Here are three practices to adapt daily to the care and feeding of your relationships with others:
1. Acknowledge your appreciation and admiration–out loud
Familiarity is a double-edged sword in all relationships. When you know someone well and you rely on them, it is easy to assume that they already know what you think of them and how much you appreciate the things they do. Or how much you actually admire their talents, skills, or character. Assume that they don’t. Take the time to dial into and notice the little things the person does daily. When they do something you appreciate, tell them. When you notice something you like about them — tell them. Notice and appreciate. Every day. This practice, when sincere of course, is transformational.
2. Be interested and fully present
Be honest, how often are you distracted when someone is talking to you. Are you guilty of the “uh-huh” head nodding while the person is talking as you scroll through your phone or do whatever else you are doing? While you probably can listen to someone and do something else at the same time — the reality is that you are fooling no-one. Real, intense listening and interest requires your full presence and attention. Stop what you are doing and give your full focus and eye contact and attention to the other person.

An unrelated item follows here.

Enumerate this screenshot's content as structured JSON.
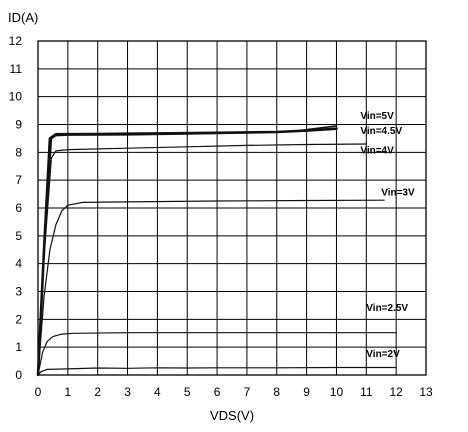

3. Do what you say you will do
Relationships are built on trust. Trusting someone implies that you can rely on them. Keeping and following through on commitments and doing what you say you will do over time helps build that trust. Do you keep your commitments to others? Over time, the answer to that question will be a key indicator of whether people trust you or not — and if they don’t — your relationships will surely suffer.
We all seem to agree that relationships are of paramount importance to us.
It is up to us to make sure that our daily actions reflect that fact.